After all, Colman Pool is only a few hundred feet from some of the best beaches in the Northwest. Those beaches have black or gray sand and a perfect crescent arc. You can see massive weather systems swirl around the Olympic Mountains on a sunny day, as ferries ply the water, arriving and departing from the nearby dock. Sometimes you can see orcas or eagles going about their business. The whole thing is disgustingly picturesque.
The trouble is, those beaches are on Puget Sound, which is an inlet of the North Pacific, and therefore cold. Temperatures in the lower branch of the Salish Sea rarely go above 45 degrees Fahrenheit, and are typically much lower, which is a real problem if you don’t feel inclined to catch hypothermia during a swim.
So, since they didn’t want to go swimming in the ocean, the industrious residents of Seattle decided to do the next best thing. They built a swimming pool next to the ocean, pumped ocean water into it, and kept it heated at 85 degrees. It was a stroke of genius. Bizarre genius, but genius nonetheless.
It’s a very pleasant swimming experience. You float more easily than in a chlorinated fresh water pool, because of the water’s higher density. The water is the perfect temperature, and it’s not treated as heavily as other public pools. It’s very refreshing.
When you visit Colman Pool, you take in a visual metaphor for the whole Seattle project: a modern, thriving city cut into rugged and hostile conditions. With beautiful summers. Colman Pool is a classically American thing — a public pool — positioned on the edge of a forest, made up of massive conifers, growing out of a steep, tall hill, with views of mountains pushed up from the edge of the continental shelf. It’s a simple example of extreme hubris, one of the more benign end results of the colonization of the northwest by white people.
Of course, it was a lot more literal back in the day, when Colman Pool opened to the public, or, rather, white people, in the late 1920s. Like most public pools of the era in the United States, Colman Pool wasn’t open to anyone who didn’t fit the contemporary definition of whiteness. That changed in the 1940s, when the civil rights movement got under way here and nationally, but the vintage of Colman Pool brings the bad old days to mind.
Now, on the good side, Colman Pool is open to everyone, and everyone takes advantage of it. Kids of color from White Center and Burien and the rest of the Highline region get in cannon ball contests with white kids from the northern tip of West Seattle, and get busted for it by a young and diverse set of teenage lifeguards who are very concerned with flirting with one another, as the parents try to get some time to relax on a deck chair and read for once by themselves, just one minute by themselves, one precious, tiny minute, please. It’s a beautiful thing.

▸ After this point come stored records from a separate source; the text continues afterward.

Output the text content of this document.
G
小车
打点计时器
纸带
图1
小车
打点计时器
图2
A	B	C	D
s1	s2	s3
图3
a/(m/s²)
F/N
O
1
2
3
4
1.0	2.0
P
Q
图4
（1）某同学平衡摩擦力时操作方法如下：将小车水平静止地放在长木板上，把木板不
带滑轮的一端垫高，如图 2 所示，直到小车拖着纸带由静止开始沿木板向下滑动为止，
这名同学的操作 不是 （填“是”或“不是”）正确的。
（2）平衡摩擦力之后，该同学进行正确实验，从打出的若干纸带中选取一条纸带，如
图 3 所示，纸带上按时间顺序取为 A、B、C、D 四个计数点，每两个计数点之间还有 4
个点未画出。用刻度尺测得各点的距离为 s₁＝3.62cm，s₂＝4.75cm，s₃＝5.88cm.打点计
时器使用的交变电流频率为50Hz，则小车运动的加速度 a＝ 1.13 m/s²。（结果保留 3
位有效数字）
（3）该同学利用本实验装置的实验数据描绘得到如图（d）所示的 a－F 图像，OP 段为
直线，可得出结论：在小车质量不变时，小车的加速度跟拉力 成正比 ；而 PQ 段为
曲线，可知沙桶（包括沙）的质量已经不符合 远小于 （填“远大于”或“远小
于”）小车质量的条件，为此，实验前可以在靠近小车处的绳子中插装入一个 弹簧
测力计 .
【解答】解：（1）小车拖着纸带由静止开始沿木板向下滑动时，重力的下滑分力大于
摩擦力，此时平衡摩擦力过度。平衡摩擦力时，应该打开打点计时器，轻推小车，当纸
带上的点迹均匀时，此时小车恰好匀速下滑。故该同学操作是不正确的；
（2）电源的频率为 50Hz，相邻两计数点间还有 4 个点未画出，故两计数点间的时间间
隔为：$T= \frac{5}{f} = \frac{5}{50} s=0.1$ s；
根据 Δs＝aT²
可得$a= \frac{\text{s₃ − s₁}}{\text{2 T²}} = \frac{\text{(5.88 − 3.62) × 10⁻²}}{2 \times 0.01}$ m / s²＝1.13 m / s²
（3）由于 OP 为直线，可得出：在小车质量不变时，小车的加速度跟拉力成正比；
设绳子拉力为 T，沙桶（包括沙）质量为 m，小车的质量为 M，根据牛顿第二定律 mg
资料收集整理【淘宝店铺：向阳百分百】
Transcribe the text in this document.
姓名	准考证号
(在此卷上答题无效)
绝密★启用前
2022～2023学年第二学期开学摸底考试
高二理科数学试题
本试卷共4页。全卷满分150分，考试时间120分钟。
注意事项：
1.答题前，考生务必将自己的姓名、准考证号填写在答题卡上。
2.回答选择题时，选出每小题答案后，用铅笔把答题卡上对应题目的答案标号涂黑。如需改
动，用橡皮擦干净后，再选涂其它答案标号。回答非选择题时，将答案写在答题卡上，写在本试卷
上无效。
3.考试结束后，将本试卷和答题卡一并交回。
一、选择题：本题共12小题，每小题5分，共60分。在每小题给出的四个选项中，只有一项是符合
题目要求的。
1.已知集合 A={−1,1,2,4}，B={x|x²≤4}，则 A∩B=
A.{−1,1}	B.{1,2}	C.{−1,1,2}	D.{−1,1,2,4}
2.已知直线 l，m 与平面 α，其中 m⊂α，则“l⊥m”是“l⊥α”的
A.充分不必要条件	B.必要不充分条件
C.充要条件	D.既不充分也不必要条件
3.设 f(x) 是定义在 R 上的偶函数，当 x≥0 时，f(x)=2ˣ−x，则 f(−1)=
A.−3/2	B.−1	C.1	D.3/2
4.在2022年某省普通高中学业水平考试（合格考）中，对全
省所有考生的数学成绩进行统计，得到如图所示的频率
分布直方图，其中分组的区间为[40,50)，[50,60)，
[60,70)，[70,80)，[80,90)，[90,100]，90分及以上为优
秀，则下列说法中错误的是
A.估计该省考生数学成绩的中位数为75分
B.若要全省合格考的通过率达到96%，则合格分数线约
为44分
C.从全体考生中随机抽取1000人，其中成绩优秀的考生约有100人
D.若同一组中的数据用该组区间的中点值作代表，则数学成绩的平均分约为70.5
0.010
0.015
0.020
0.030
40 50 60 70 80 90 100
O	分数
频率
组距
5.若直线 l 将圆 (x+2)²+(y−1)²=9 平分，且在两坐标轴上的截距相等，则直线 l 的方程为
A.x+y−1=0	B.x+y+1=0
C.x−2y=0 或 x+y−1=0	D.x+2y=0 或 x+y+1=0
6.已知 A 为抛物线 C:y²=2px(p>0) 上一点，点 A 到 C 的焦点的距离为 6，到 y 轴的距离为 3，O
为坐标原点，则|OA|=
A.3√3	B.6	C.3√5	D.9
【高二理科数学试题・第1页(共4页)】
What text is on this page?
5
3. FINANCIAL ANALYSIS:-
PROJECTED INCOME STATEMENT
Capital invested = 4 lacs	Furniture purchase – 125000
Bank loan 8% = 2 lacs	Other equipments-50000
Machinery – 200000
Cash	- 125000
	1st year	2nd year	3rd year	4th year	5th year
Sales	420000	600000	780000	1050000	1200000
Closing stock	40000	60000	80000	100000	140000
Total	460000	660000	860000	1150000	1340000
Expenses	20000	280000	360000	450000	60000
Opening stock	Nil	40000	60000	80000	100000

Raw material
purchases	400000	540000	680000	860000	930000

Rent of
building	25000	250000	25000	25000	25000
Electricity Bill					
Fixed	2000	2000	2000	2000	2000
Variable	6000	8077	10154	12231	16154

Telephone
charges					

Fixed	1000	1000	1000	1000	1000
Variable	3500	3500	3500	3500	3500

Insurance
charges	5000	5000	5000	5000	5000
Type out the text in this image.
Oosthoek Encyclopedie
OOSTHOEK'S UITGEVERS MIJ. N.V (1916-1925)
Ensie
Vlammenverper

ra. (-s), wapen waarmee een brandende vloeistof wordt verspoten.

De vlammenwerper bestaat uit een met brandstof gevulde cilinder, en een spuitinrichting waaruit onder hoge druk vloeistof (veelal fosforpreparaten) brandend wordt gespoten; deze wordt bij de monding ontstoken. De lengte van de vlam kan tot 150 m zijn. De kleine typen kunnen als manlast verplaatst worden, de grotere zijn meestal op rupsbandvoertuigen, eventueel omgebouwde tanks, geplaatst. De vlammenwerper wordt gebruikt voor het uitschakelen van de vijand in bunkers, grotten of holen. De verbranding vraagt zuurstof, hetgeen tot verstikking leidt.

When I last visited, this past weekend, I was reading Zadie Smith’s “Elegy for a Country’s Seasons,” which is about our resignation to and idleness about global warming and climate change. I idly wondered, as I ate some chips and guacamole, whether the heating, acid Pacific would one day bring its daily tides to the edge of the pool deck, and wash into the basin, rendering the whole thing somewhat pointless. Then I ate another chip and forgot about it until now, which pretty much proved Zadie right.
Another thing: Colman Pool has a giant waterslide, and it is so, so cool.